Optimist or pessimist?


So, you’re an optimist…

In six months, the British population is by and large vaccinated. Coronavirus is fading away. Boris Johnson has seen sense in a deal (or his brinkmanship has worked). And there is free trade between the UK and the EU.

There are now the conditions for an economic boom. Low unemployment. An influx of wealthy and skilled migrants under a new (non-EU) points-based scheme. And all the confidence that comes with reinvestment following a disaster.

In that case, many stocks on the FTSE — and the pound right now — look like great value.

But people tend toward pessimism. They’re more attuned to the panic of loss than the delight of gain.

For them, six months could see the virus still spreading. Problems, side effects, and some rejection of the vaccine.

And the horror of a no-deal Brexit. The stark reality of a Fortress Britain with vital EU imports locked out. Just the other day, the Department of Education warned schools to stock up on long-life products in case of no-deal.

In this dark case, traders may consider closing positions at whatever gains have been made. Before the next drawdown wipes those gains out.


Relooking Brexit


So, are there telltale signs of where the UK is going with a Brexit deal? As there were telltale signs on the vote that started it all back in June 2016?

Let’s take a look:

  • The UK left the EU on 31 January 2020 but is to follow the rules of the bloc until 31 December 2020. This was meant to be the ‘transition’ period.
  • Talks started in March but have yet to conclude a deal. The main areas of contention are fishing access in UK waters. And the UK’s new Internal Market Bill which could threaten arrangements for Northern Ireland.
  • Boris Johnson has indicated he is happy to walk away. Again.
  • Time is running out. If a deal is not agreed by the end of the year, the UK leaves the EU single market and customs union. And will have to trade on similar terms as, say, the US or Australia.
  • The UK outside of the EU begins on 1 January 2021. So could a deal get salvaged and rushed through the respective parliaments in time? A deal would need to be agreed by the end of this month.
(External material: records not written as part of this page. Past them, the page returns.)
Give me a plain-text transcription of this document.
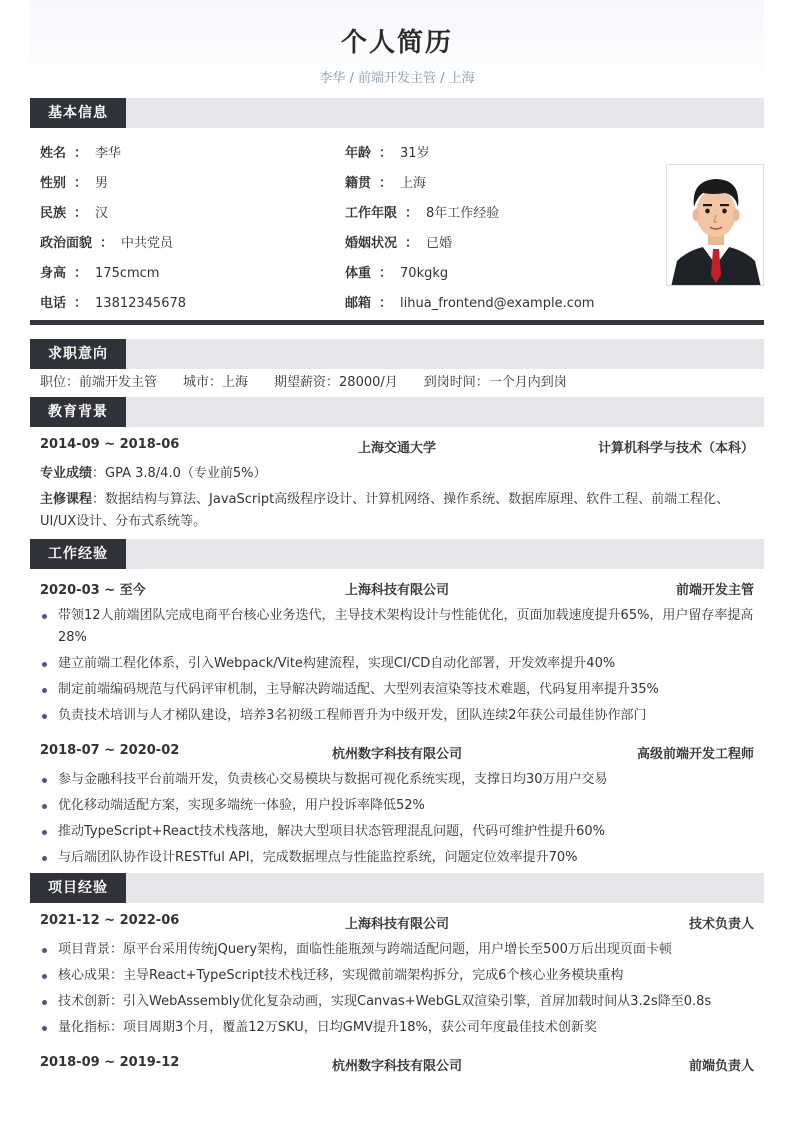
个人简历
李华 / 前端开发主管 / 上海
基本信息
姓名 ： 李华	年龄 ： 31岁
性别 ： 男	籍贯 ： 上海
民族 ： 汉	工作年限 ： 8年工作经验
政治面貌 ： 中共党员	婚姻状况 ： 已婚
身高 ： 175cmcm	体重 ： 70kgkg
电话 ： 13812345678	邮箱 ： lihua_frontend@example.com
求职意向
职位：前端开发主管 城市：上海 期望薪资：28000/月 到岗时间：一个月内到岗
教育背景
2014-09 ~ 2018-06	上海交通大学	计算机科学与技术（本科）
专业成绩：GPA 3.8/4.0（专业前5%）
主修课程：数据结构与算法、JavaScript高级程序设计、计算机网络、操作系统、数据库原理、软件工程、前端工程化、UI/UX设计、分布式系统等。
工作经验
2020-03 ~ 至今	上海科技有限公司	前端开发主管
带领12人前端团队完成电商平台核心业务迭代，主导技术架构设计与性能优化，页面加载速度提升65%，用户留存率提高28%
建立前端工程化体系，引入Webpack/Vite构建流程，实现CI/CD自动化部署，开发效率提升40%
制定前端编码规范与代码评审机制，主导解决跨端适配、大型列表渲染等技术难题，代码复用率提升35%
负责技术培训与人才梯队建设，培养3名初级工程师晋升为中级开发，团队连续2年获公司最佳协作部门
2018-07 ~ 2020-02	杭州数字科技有限公司	高级前端开发工程师
参与金融科技平台前端开发，负责核心交易模块与数据可视化系统实现，支撑日均30万用户交易
优化移动端适配方案，实现多端统一体验，用户投诉率降低52%
推动TypeScript+React技术栈落地，解决大型项目状态管理混乱问题，代码可维护性提升60%
与后端团队协作设计RESTful API，完成数据埋点与性能监控系统，问题定位效率提升70%
项目经验
2021-12 ~ 2022-06	上海科技有限公司	技术负责人
项目背景：原平台采用传统jQuery架构，面临性能瓶颈与跨端适配问题，用户增长至500万后出现页面卡顿
核心成果：主导React+TypeScript技术栈迁移，实现微前端架构拆分，完成6个核心业务模块重构
技术创新：引入WebAssembly优化复杂动画，实现Canvas+WebGL双渲染引擎，首屏加载时间从3.2s降至0.8s
量化指标：项目周期3个月，覆盖12万SKU，日均GMV提升18%，获公司年度最佳技术创新奖
2018-09 ~ 2019-12	杭州数字科技有限公司	前端负责人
Well, both sides do actually need a deal.

The UK’s growth and recovery from Covid-19 could be hamstrung without free access to the EU’s giant market.
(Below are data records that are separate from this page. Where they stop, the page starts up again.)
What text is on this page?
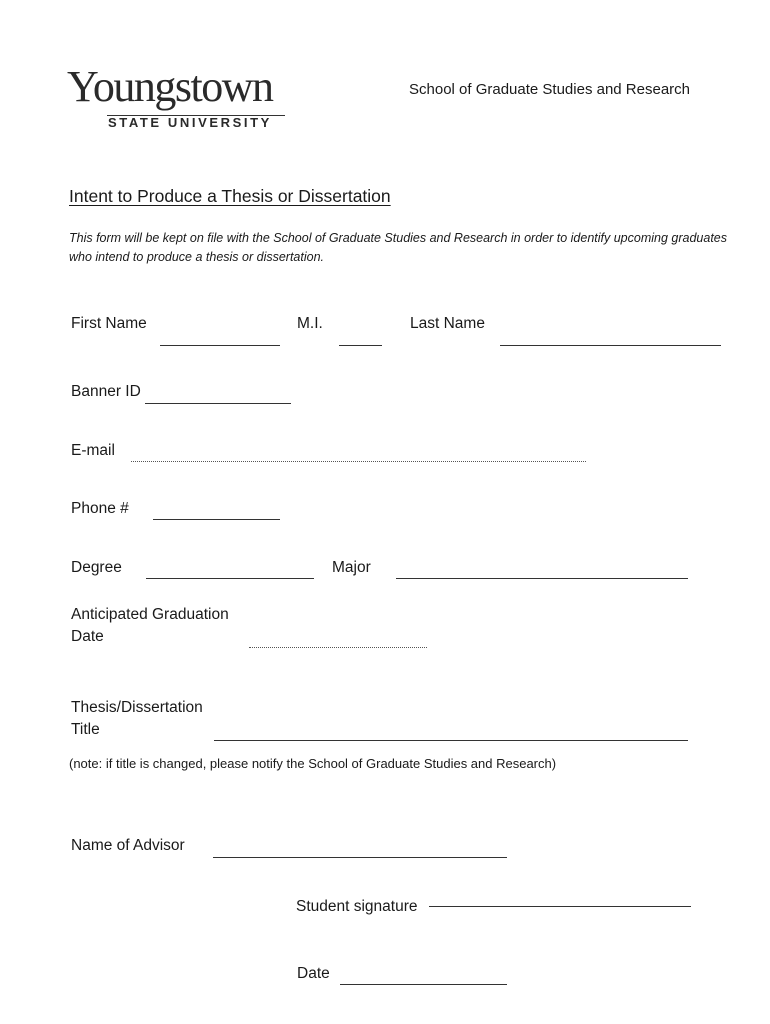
Youngstown
STATE UNIVERSITY
School of Graduate Studies and Research
Intent to Produce a Thesis or Dissertation
This form will be kept on file with the School of Graduate Studies and Research in order to identify upcoming graduates who intend to produce a thesis or dissertation.
First Name	M.I.	Last Name
Banner ID
E-mail
Phone #
Degree	Major
Anticipated Graduation
Date
Thesis/Dissertation
Title
(note: if title is changed, please notify the School of Graduate Studies and Research)
Name of Advisor
Student signature
Date
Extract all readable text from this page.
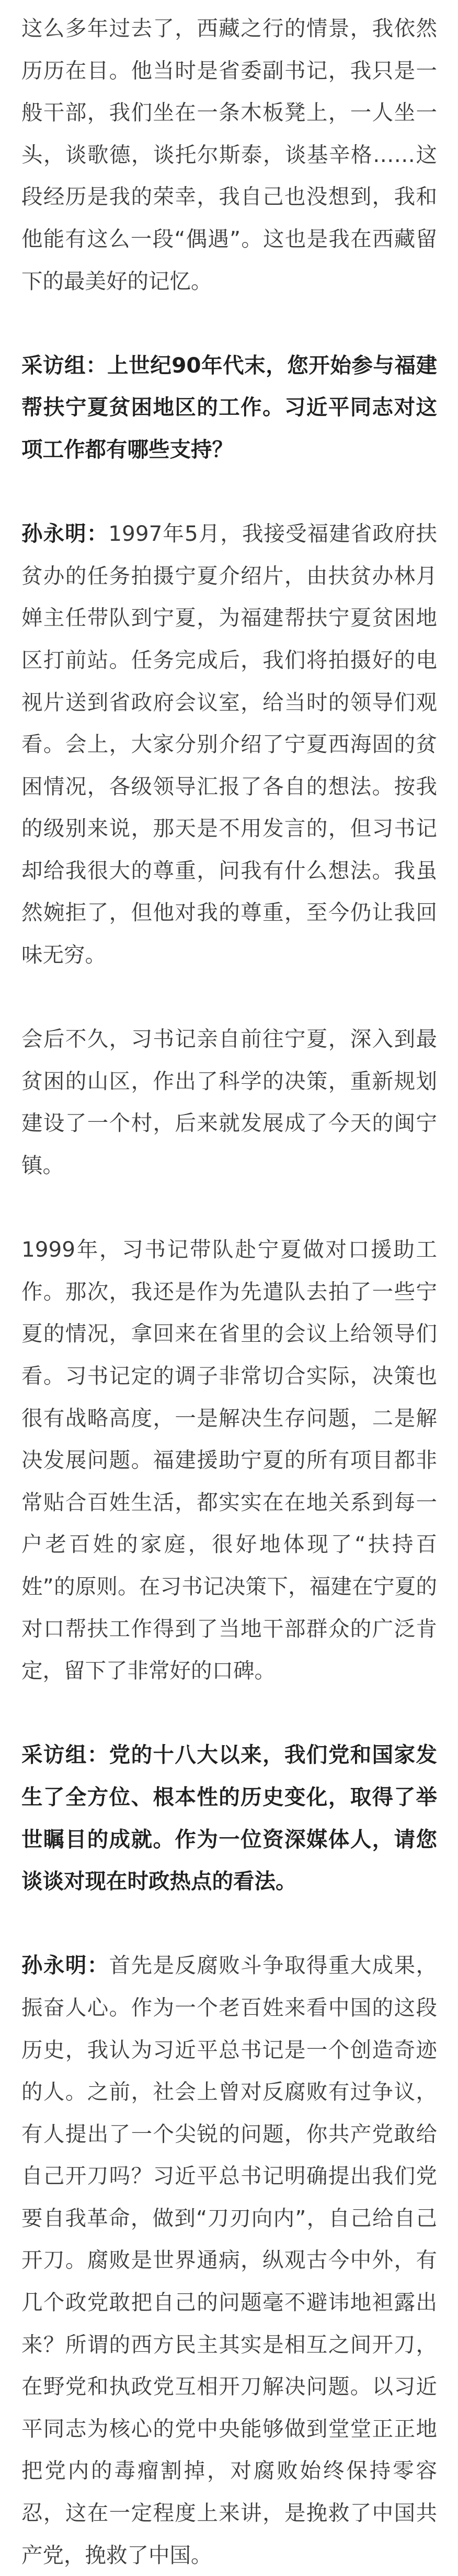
这么多年过去了，西藏之行的情景，我依然历历在目。他当时是省委副书记，我只是一般干部，我们坐在一条木板凳上，一人坐一头，谈歌德，谈托尔斯泰，谈基辛格……这段经历是我的荣幸，我自己也没想到，我和他能有这么一段“偶遇”。这也是我在西藏留下的最美好的记忆。

采访组：上世纪90年代末，您开始参与福建帮扶宁夏贫困地区的工作。习近平同志对这项工作都有哪些支持？

孙永明：1997年5月，我接受福建省政府扶贫办的任务拍摄宁夏介绍片，由扶贫办林月婵主任带队到宁夏，为福建帮扶宁夏贫困地区打前站。任务完成后，我们将拍摄好的电视片送到省政府会议室，给当时的领导们观看。会上，大家分别介绍了宁夏西海固的贫困情况，各级领导汇报了各自的想法。按我的级别来说，那天是不用发言的，但习书记却给我很大的尊重，问我有什么想法。我虽然婉拒了，但他对我的尊重，至今仍让我回味无穷。

会后不久，习书记亲自前往宁夏，深入到最贫困的山区，作出了科学的决策，重新规划建设了一个村，后来就发展成了今天的闽宁镇。

1999年，习书记带队赴宁夏做对口援助工作。那次，我还是作为先遣队去拍了一些宁夏的情况，拿回来在省里的会议上给领导们看。习书记定的调子非常切合实际，决策也很有战略高度，一是解决生存问题，二是解决发展问题。福建援助宁夏的所有项目都非常贴合百姓生活，都实实在在地关系到每一户老百姓的家庭，很好地体现了“扶持百姓”的原则。在习书记决策下，福建在宁夏的对口帮扶工作得到了当地干部群众的广泛肯定，留下了非常好的口碑。

采访组：党的十八大以来，我们党和国家发生了全方位、根本性的历史变化，取得了举世瞩目的成就。作为一位资深媒体人，请您谈谈对现在时政热点的看法。

孙永明：首先是反腐败斗争取得重大成果，振奋人心。作为一个老百姓来看中国的这段历史，我认为习近平总书记是一个创造奇迹的人。之前，社会上曾对反腐败有过争议，有人提出了一个尖锐的问题，你共产党敢给自己开刀吗？习近平总书记明确提出我们党要自我革命，做到“刀刃向内”，自己给自己开刀。腐败是世界通病，纵观古今中外，有几个政党敢把自己的问题毫不避讳地袒露出来？所谓的西方民主其实是相互之间开刀，在野党和执政党互相开刀解决问题。以习近平同志为核心的党中央能够做到堂堂正正地把党内的毒瘤割掉，对腐败始终保持零容忍，这在一定程度上来讲，是挽救了中国共产党，挽救了中国。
In turn, the UK is an important market for many EU countries. Not least its largest economy, Germany. Who export around 20% of their car production into Britain.
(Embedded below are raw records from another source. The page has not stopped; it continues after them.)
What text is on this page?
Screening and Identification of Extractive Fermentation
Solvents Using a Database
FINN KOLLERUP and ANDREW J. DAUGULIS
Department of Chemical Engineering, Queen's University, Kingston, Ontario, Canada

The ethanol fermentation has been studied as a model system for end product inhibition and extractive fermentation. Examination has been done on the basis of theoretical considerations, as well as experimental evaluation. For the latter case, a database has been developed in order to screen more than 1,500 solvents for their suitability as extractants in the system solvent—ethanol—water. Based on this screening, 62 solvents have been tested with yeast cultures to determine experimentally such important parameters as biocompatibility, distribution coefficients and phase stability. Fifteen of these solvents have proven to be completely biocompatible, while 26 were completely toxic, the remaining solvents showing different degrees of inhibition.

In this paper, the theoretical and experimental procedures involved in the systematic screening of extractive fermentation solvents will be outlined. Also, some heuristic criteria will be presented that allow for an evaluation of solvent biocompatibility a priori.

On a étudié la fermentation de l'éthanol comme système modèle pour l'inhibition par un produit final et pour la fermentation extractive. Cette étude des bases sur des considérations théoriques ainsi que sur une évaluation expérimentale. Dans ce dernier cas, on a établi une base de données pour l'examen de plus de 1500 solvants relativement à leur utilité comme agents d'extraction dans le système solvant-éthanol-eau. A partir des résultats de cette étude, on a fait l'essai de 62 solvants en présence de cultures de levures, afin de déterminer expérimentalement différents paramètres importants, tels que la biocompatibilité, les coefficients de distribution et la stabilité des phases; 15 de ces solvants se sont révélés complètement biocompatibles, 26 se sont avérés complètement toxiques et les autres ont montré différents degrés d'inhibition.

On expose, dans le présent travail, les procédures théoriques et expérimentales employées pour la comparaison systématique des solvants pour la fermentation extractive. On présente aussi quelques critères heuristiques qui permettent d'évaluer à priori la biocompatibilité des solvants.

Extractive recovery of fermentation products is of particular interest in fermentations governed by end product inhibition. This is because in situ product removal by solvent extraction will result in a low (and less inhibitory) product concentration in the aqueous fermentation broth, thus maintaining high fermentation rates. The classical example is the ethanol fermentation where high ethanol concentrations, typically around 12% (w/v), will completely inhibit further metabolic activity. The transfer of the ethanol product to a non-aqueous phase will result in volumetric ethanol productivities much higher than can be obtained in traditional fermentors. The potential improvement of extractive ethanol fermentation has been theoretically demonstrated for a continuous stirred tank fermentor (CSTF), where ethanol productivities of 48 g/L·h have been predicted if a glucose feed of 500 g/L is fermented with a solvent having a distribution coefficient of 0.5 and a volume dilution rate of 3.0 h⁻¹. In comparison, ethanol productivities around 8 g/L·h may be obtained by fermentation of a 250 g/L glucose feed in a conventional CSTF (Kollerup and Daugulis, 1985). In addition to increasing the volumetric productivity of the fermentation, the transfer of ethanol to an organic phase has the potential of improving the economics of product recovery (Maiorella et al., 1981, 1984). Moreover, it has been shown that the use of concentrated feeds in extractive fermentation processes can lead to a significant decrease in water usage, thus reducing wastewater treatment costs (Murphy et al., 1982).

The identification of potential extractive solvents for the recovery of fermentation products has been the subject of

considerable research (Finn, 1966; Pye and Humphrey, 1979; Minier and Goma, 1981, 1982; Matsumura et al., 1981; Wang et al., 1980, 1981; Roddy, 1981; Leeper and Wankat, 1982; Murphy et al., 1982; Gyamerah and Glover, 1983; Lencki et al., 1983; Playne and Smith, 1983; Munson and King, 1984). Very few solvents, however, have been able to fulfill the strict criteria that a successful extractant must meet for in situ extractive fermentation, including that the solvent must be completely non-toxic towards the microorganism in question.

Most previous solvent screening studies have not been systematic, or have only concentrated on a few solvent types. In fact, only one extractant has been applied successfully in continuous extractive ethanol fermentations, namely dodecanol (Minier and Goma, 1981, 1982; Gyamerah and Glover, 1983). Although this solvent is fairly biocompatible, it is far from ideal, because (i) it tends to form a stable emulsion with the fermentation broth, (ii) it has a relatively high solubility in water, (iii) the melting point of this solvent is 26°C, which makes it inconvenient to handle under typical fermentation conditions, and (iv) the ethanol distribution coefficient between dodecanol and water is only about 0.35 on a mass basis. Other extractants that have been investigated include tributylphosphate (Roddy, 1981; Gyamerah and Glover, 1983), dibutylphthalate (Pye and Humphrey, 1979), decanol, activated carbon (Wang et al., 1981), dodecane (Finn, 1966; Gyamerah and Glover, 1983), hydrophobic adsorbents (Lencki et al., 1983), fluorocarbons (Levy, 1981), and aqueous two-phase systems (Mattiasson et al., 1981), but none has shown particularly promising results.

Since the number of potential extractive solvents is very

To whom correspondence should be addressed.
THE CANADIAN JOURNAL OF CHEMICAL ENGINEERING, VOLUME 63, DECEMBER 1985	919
After years spent building dealer relations in the UK, exporter Mercedes will not want harder access into the big British market. Source: Mercedes-Benz UK


Indeed, neither side want to see a hammer blow to profitable export markets via a hard Brexit.

Well, our old friend The Sun is reporting that David Frost, Britain’s chief negotiator, has told Boris Johnson to ‘expect a deal next week’.

And most telling:

EU chiefs said they are ready to take talks right down to the wire and find a “creative solution” to avoid an accidental No Deal.

My long experience with negotiations is that when you have two sides ultimately wanting a deal, you do end up with one. Usually just in the nick of time.

I suspect The Sun could be right again.

As I write, the Irish PM has also hinted a Brexit breakthrough could be close. As negotiators find a ‘landing zone’ for the deal.

So are you an optimist or a pessimist?



Simon Angelo

Editor, Wealth Morning


Important disclosures:

This article is general in nature and should not be construed as any financial or investment advice. Simon Angelo holds positions across the FTSE and manages UK portfolios via wholesale wealth manager Vistafolio.